Mit dem Beschluss des Ständerates, dem auch die Mehrheit unserer Kommission gefolgt ist, werden nun die geltenden Bestimmungen des ZGB in Bezug auf die Transparenz noch weiter eingeschränkt: Inskünftig sollen die Kantone nicht mehr wie bisher in Artikel 970a ZGB verpflichtet werden, Handänderungen zu publizieren, sondern es wird ihnen freigestellt, ob sie das machen oder eben nicht. Als Ersatz dafür wird das generelle Einsichtsrecht in das Grundbuch [PAGE 1797] stipuliert, das inskünftig auch elektronisch verfügbar sein wird. Aber: Der elektronische Zugriff auf das Grundbuch ist kein Ersatz für die zwingende Publikation von Handänderungen, wie sie heute noch gilt. Ich möchte Sie zum Ersten daran erinnern, dass viele Leute keinen elektronischen Zugriff haben, und zum Zweiten, dass in vielen Kantonen die Handänderungen neben den kantonalen Amtsblättern auch durch die Gemeinden in ihren Gemeindeanzeigern publiziert werden. Das sichert nicht nur die Markttransparenz, sondern hat - wie in der Kommission zu Recht geltend gemacht wurde - auch eine Funktion der sozialen Kontrolle, indem Nachbarn informiert sind, wenn es zu einer Handänderung bei benachbarten Grundstücken kommt.

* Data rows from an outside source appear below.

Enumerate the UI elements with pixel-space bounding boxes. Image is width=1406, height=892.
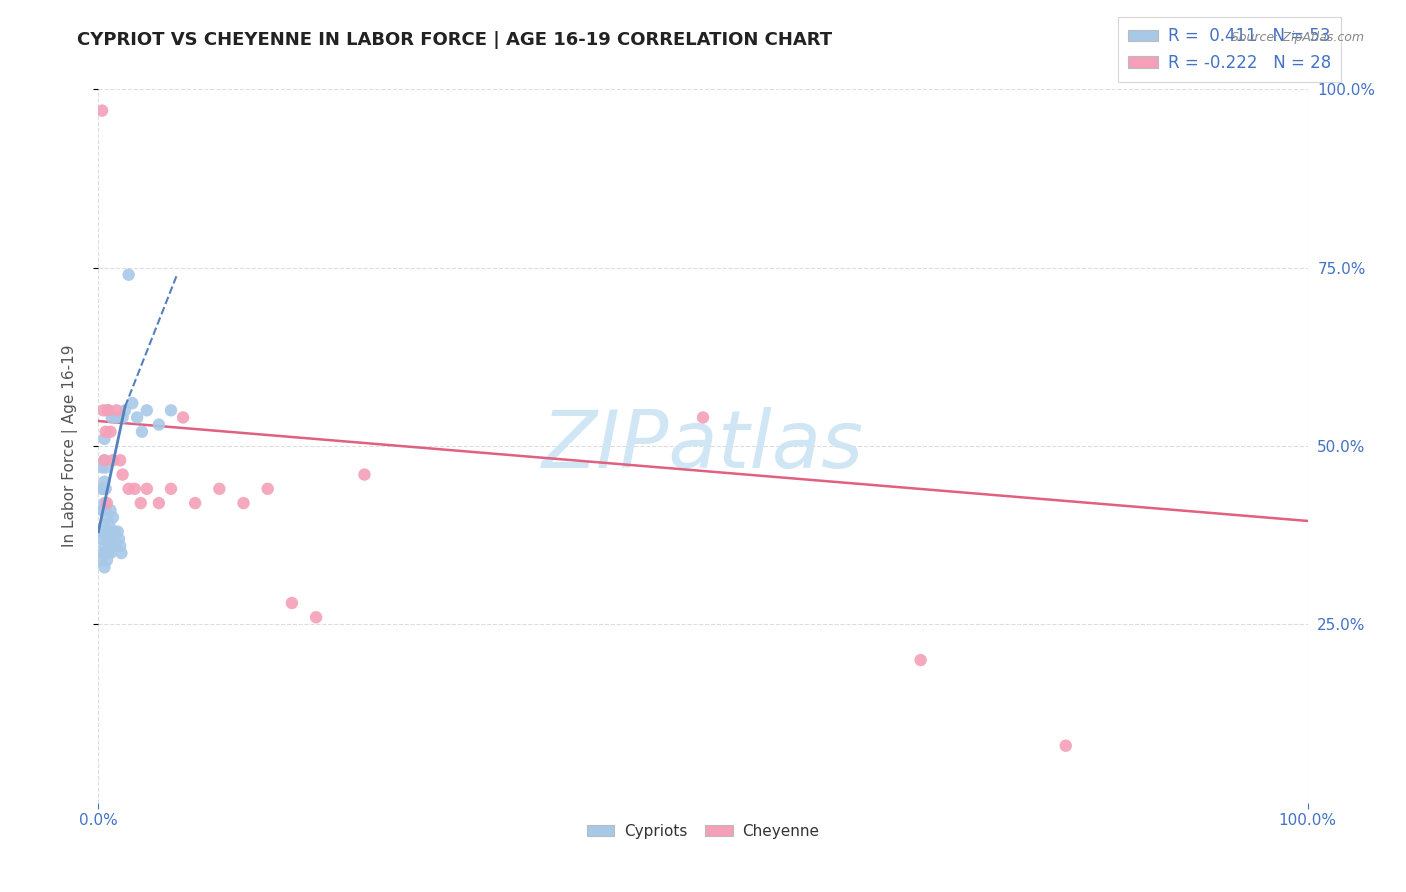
Point — [93, 475, 115, 489]
Point — [111, 410, 134, 425]
Point — [104, 539, 127, 553]
Point — [256, 482, 278, 496]
Point — [94, 460, 117, 475]
Point — [98, 517, 121, 532]
Point — [101, 510, 124, 524]
Point — [105, 410, 128, 425]
Point — [101, 453, 124, 467]
Point — [105, 403, 128, 417]
Point — [232, 496, 254, 510]
Point — [135, 403, 157, 417]
Point — [121, 396, 143, 410]
Point — [98, 539, 121, 553]
Point — [1054, 739, 1077, 753]
Text: CYPRIOT VS CHEYENNE IN LABOR FORCE | AGE 16-19 CORRELATION CHART: CYPRIOT VS CHEYENNE IN LABOR FORCE | AGE… — [77, 31, 832, 49]
Point — [118, 482, 141, 496]
Text: ZIPatlas: ZIPatlas — [541, 407, 865, 485]
Point — [94, 503, 117, 517]
Point — [91, 503, 114, 517]
Point — [107, 524, 129, 539]
Point — [124, 482, 146, 496]
Point — [100, 524, 122, 539]
Point — [100, 546, 122, 560]
Point — [90, 553, 112, 567]
Point — [108, 539, 131, 553]
Point — [93, 496, 115, 510]
Point — [108, 532, 131, 546]
Point — [127, 410, 149, 425]
Point — [101, 532, 124, 546]
Point — [91, 403, 114, 417]
Point — [93, 453, 115, 467]
Point — [111, 467, 134, 482]
Point — [91, 503, 114, 517]
Point — [110, 546, 132, 560]
Point — [100, 503, 122, 517]
Point — [94, 482, 117, 496]
Point — [160, 482, 183, 496]
Point — [103, 524, 125, 539]
Point — [93, 539, 115, 553]
Text: Source: ZipAtlas.com: Source: ZipAtlas.com — [1230, 31, 1364, 45]
Point — [135, 482, 157, 496]
Point — [208, 482, 231, 496]
Point — [129, 496, 152, 510]
Point — [100, 425, 122, 439]
Point — [91, 460, 114, 475]
Point — [91, 546, 114, 560]
Point — [91, 524, 114, 539]
Point — [94, 425, 117, 439]
Point — [94, 546, 117, 560]
Point — [93, 453, 115, 467]
Legend: Cypriots, Cheyenne: Cypriots, Cheyenne — [581, 818, 825, 845]
Point — [96, 532, 118, 546]
Point — [91, 532, 114, 546]
Point — [172, 410, 194, 425]
Point — [97, 403, 120, 417]
Point — [96, 496, 118, 510]
Point — [97, 546, 120, 560]
Y-axis label: In Labor Force | Age 16-19: In Labor Force | Age 16-19 — [62, 344, 77, 548]
Point — [184, 496, 207, 510]
Point — [692, 410, 714, 425]
Point — [91, 103, 114, 118]
Point — [148, 496, 170, 510]
Point — [91, 482, 114, 496]
Point — [96, 553, 118, 567]
Point — [305, 610, 328, 624]
Point — [353, 467, 375, 482]
Point — [910, 653, 932, 667]
Point — [90, 524, 112, 539]
Point — [148, 417, 170, 432]
Point — [97, 403, 120, 417]
Point — [160, 403, 183, 417]
Point — [94, 524, 117, 539]
Point — [100, 410, 122, 425]
Point — [118, 268, 141, 282]
Point — [93, 517, 115, 532]
Point — [91, 482, 114, 496]
Point — [96, 510, 118, 524]
Point — [97, 524, 120, 539]
Point — [114, 403, 136, 417]
Point — [100, 539, 122, 553]
Point — [131, 425, 153, 439]
Point — [108, 453, 131, 467]
Point — [93, 432, 115, 446]
Point — [93, 560, 115, 574]
Point — [281, 596, 304, 610]
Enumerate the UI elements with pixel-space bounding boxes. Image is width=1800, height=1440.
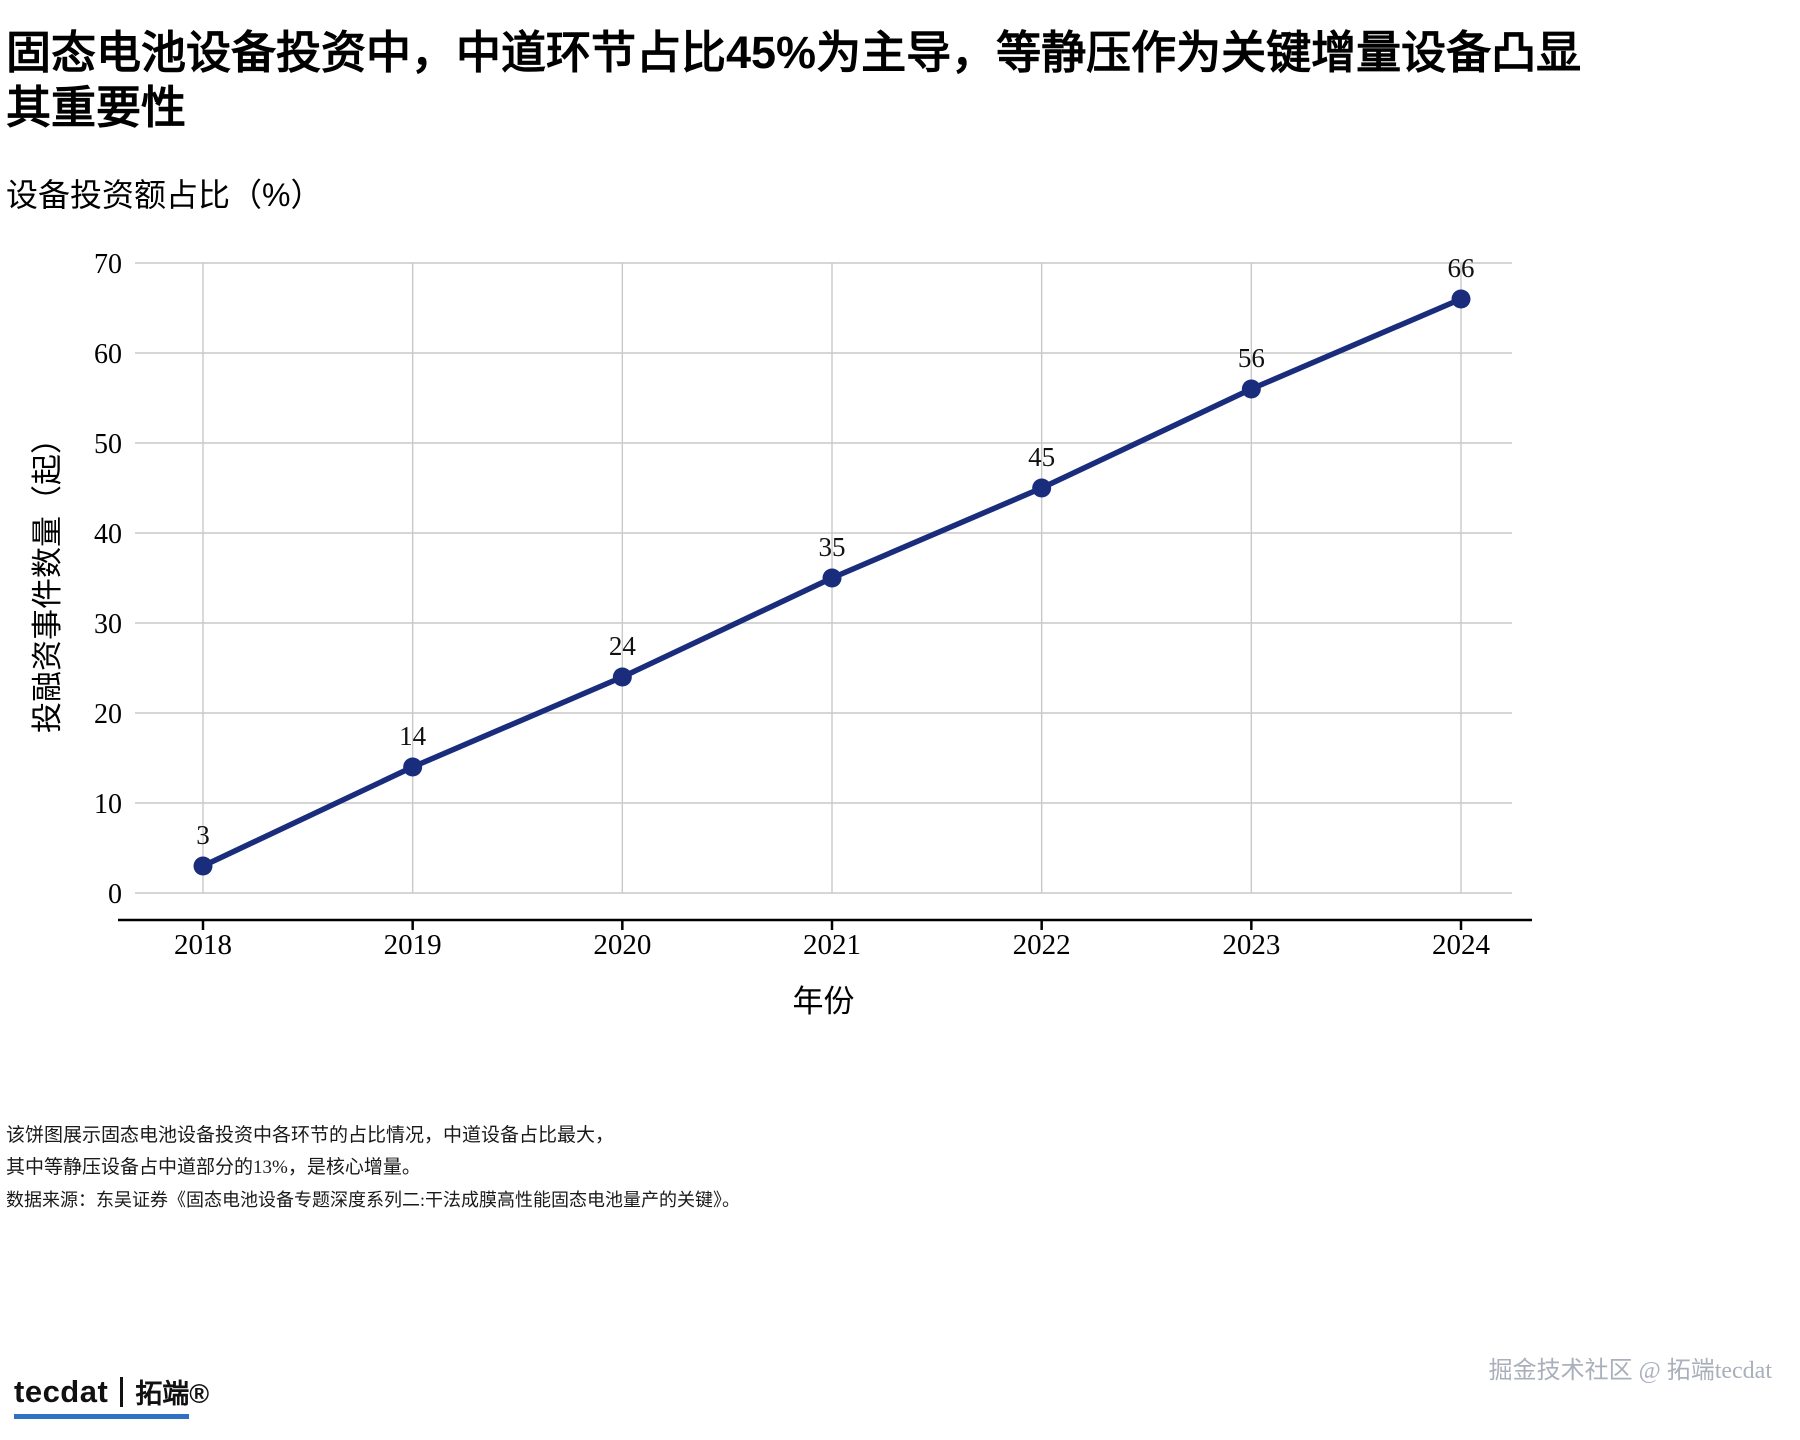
x-tick-labels: 2018 2019 2020 2021 2022 2023 2024 <box>174 929 1491 961</box>
svg-text:2023: 2023 <box>1222 929 1280 961</box>
data-label: 35 <box>819 532 846 562</box>
data-point <box>1241 379 1261 399</box>
data-label: 45 <box>1028 442 1055 472</box>
data-point <box>193 856 213 876</box>
logo-accent-bar <box>14 1414 189 1419</box>
x-axis-label: 年份 <box>793 984 855 1019</box>
svg-text:2018: 2018 <box>174 929 232 961</box>
data-point <box>822 568 842 588</box>
svg-text:30: 30 <box>94 609 122 640</box>
footnotes: 该饼图展示固态电池设备投资中各环节的占比情况，中道设备占比最大， 其中等静压设备… <box>6 1120 740 1215</box>
data-label: 3 <box>196 820 210 850</box>
chart-subtitle: 设备投资额占比（%） <box>6 177 323 213</box>
svg-text:70: 70 <box>94 249 122 280</box>
svg-text:40: 40 <box>94 519 122 550</box>
footnote-line-1: 该饼图展示固态电池设备投资中各环节的占比情况，中道设备占比最大， <box>6 1125 615 1146</box>
y-axis-label: 投融资事件数量（起） <box>30 423 65 733</box>
svg-text:2020: 2020 <box>593 929 651 961</box>
svg-text:10: 10 <box>94 789 122 820</box>
data-label: 56 <box>1238 343 1265 373</box>
svg-text:2021: 2021 <box>803 929 861 961</box>
data-points <box>193 289 1471 876</box>
svg-text:2024: 2024 <box>1432 929 1491 961</box>
svg-text:0: 0 <box>108 879 122 910</box>
page-title: 固态电池设备投资中，中道环节占比45%为主导，等静压作为关键增量设备凸显其重要性 <box>6 27 1582 133</box>
data-point <box>612 667 632 687</box>
data-point <box>1032 478 1052 498</box>
logo-text: tecdat <box>14 1373 109 1409</box>
line-chart: 0 10 20 30 40 50 60 70 2018 2019 2020 2021 2022 2023 2… <box>0 230 1800 1070</box>
tecdat-logo: tecdat 拓端® <box>14 1372 209 1411</box>
logo-divider <box>120 1376 124 1407</box>
data-label: 24 <box>609 631 637 661</box>
data-label: 14 <box>399 721 427 751</box>
logo-cn-text: 拓端® <box>135 1379 210 1409</box>
footnote-source: 数据来源：东吴证券《固态电池设备专题深度系列二:干法成膜高性能固态电池量产的关键… <box>6 1189 740 1210</box>
data-point <box>1451 289 1471 309</box>
footnote-line-2: 其中等静压设备占中道部分的13%，是核心增量。 <box>6 1157 421 1179</box>
svg-text:50: 50 <box>94 429 122 460</box>
svg-text:20: 20 <box>94 699 122 730</box>
svg-text:2022: 2022 <box>1013 929 1071 961</box>
data-label: 66 <box>1448 253 1475 283</box>
y-tick-labels: 0 10 20 30 40 50 60 70 <box>94 249 122 910</box>
gridlines <box>135 262 1512 894</box>
data-labels: 3 14 24 35 45 56 66 <box>196 253 1474 850</box>
data-point <box>403 757 423 777</box>
svg-text:2019: 2019 <box>384 929 442 961</box>
svg-text:60: 60 <box>94 339 122 370</box>
watermark: 掘金技术社区 @ 拓端tecdat <box>1488 1358 1772 1384</box>
x-axis <box>118 918 1532 930</box>
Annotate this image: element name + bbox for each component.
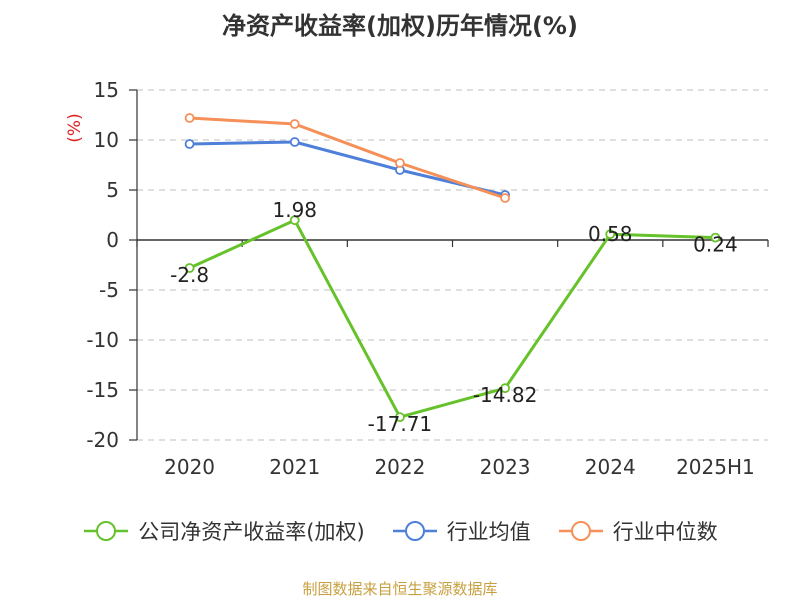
y-tick-label: -10 <box>86 328 119 352</box>
data-point <box>710 232 721 243</box>
data-label: -14.82 <box>473 383 537 407</box>
data-label: -17.71 <box>368 412 432 436</box>
data-point <box>289 137 300 147</box>
legend-label: 公司净资产收益率(加权) <box>138 520 365 544</box>
data-point <box>500 193 510 203</box>
data-labels: -2.8 1.98 -17.71 -14.82 0.58 0.24 <box>170 198 738 436</box>
y-tick-label: -20 <box>86 428 119 452</box>
data-point <box>289 215 300 226</box>
x-tick-label: 2024 <box>585 455 636 479</box>
legend-item[interactable]: 公司净资产收益率(加权) <box>82 516 365 546</box>
series-line <box>189 116 506 200</box>
x-tick-label: 2020 <box>164 455 215 479</box>
data-label: 1.98 <box>272 198 317 222</box>
legend-label: 行业均值 <box>446 520 531 544</box>
data-point <box>184 113 195 123</box>
legend-item[interactable]: 行业中位数 <box>557 516 718 546</box>
data-point <box>500 383 510 394</box>
legend-label: 行业中位数 <box>612 520 718 544</box>
data-point <box>605 229 616 240</box>
series-line <box>189 140 506 197</box>
legend-swatch-icon <box>392 521 437 541</box>
x-tick-label: 2023 <box>480 455 531 479</box>
data-label: -2.8 <box>170 263 209 287</box>
y-tick-label: 0 <box>106 228 119 252</box>
series-line <box>188 218 716 419</box>
data-label: 0.24 <box>693 233 738 257</box>
y-tick-label: 5 <box>106 178 119 202</box>
y-tick-label: -5 <box>99 278 119 302</box>
legend: 公司净资产收益率(加权) 行业均值 行业中位数 <box>0 516 800 546</box>
chart-title: 净资产收益率(加权)历年情况(%) <box>222 12 578 40</box>
data-point <box>395 158 405 168</box>
y-tick-label: 15 <box>94 78 119 102</box>
legend-item[interactable]: 行业均值 <box>391 516 531 546</box>
y-tick-label: -15 <box>86 378 119 402</box>
data-point <box>184 139 195 149</box>
x-tick-label: 2025H1 <box>676 455 755 479</box>
data-label: 0.58 <box>588 222 633 246</box>
source-note: 制图数据来自恒生聚源数据库 <box>302 580 498 598</box>
legend-swatch-icon <box>558 521 603 541</box>
x-tick-label: 2021 <box>269 455 320 479</box>
series-lines <box>184 113 721 423</box>
y-axis-label: (%) <box>65 113 85 142</box>
data-point <box>289 119 300 129</box>
legend-swatch-icon <box>84 521 129 541</box>
x-tick-label: 2022 <box>374 455 425 479</box>
data-point <box>184 263 195 273</box>
axes: 15 10 5 0 -5 -10 -15 -20 2020 2021 2022 2023 2024 202… <box>65 78 769 479</box>
y-tick-label: 10 <box>94 128 119 152</box>
data-point <box>395 412 405 423</box>
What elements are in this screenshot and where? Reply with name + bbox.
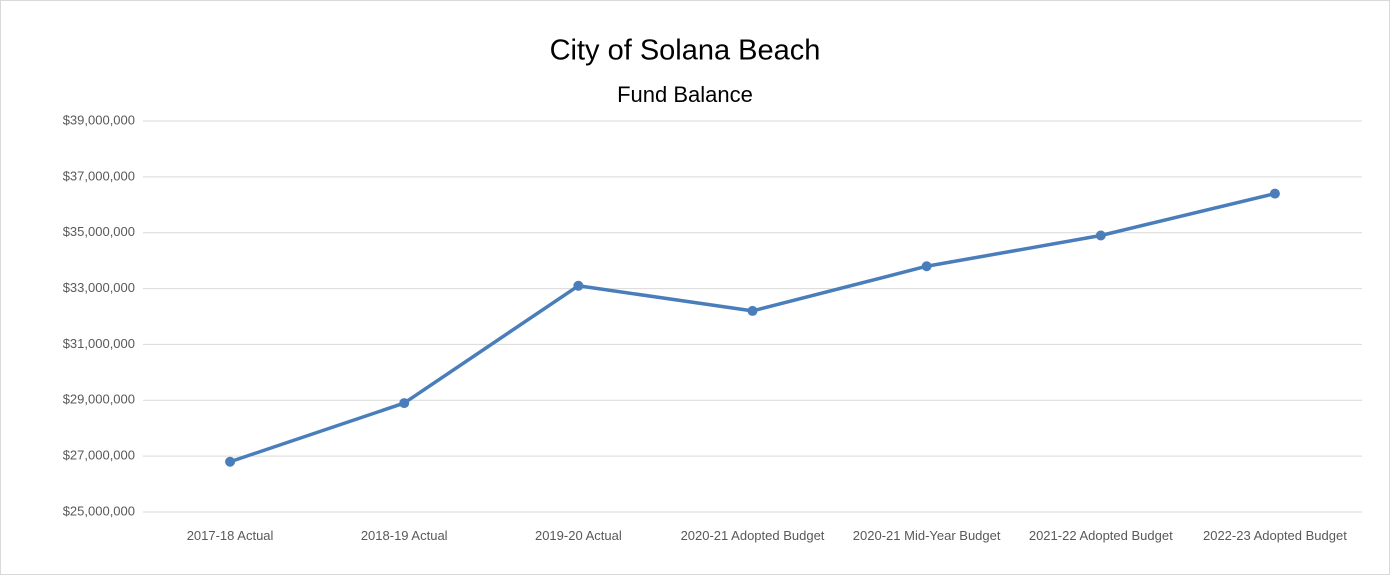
point: [747, 305, 758, 316]
y-tick-label: $33,000,000: [63, 280, 135, 295]
y-tick-label: $39,000,000: [63, 112, 135, 127]
chart-title: City of Solana Beach: [550, 35, 821, 67]
point: [1095, 230, 1106, 241]
point: [399, 398, 410, 409]
y-tick-label: $37,000,000: [63, 168, 135, 183]
point: [225, 456, 236, 467]
x-tick-label: 2018-19 Actual: [360, 528, 448, 543]
y-tick-label: $25,000,000: [63, 503, 135, 518]
chart-subtitle: Fund Balance: [617, 82, 753, 107]
x-tick-label: 2020-21 Mid-Year Budget: [852, 528, 1001, 543]
y-tick-label: $31,000,000: [63, 336, 135, 351]
y-tick-label: $29,000,000: [63, 392, 135, 407]
y-tick-label: $35,000,000: [63, 224, 135, 239]
x-tick-label: 2020-21 Adopted Budget: [680, 528, 825, 543]
x-tick-label: 2017-18 Actual: [186, 528, 274, 543]
x-tick-label: 2022-23 Adopted Budget: [1202, 528, 1347, 543]
y-tick-label: $27,000,000: [63, 448, 135, 463]
x-tick-label: 2021-22 Adopted Budget: [1028, 528, 1173, 543]
point: [573, 280, 584, 291]
x-tick-label: 2019-20 Actual: [534, 528, 622, 543]
point: [921, 261, 932, 272]
point: [1269, 188, 1280, 199]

Wenn Sie die vorgeschlagene Neuregelung von Artikel 970a ZGB anschauen, dann sehen Sie auch in Absatz 2 eine neue Formulierung, die der Ständerat gewählt hat: Es ist eine Negativformulierung in Bezug auf das Einsichtsrecht der Bürgerinnen und Bürger. Es wird nicht mehr ausdrücklich gesagt, dass die Kantone die Publikation der Preise vorsehen können. Das ist wirklich eine unglückliche Art der Legiferierung, die mehr verschleiert als klar macht.

Ich bitte Sie also: Bleiben Sie bei Artikel 970a ZGB beim geltenden Recht, das erstens die Kantone verpflichtet, Handänderungen zu publizieren, und zweitens auch klar macht, dass die Publikation der Gegenleistung, des Preises, von den Kantonen vorgesehen werden kann.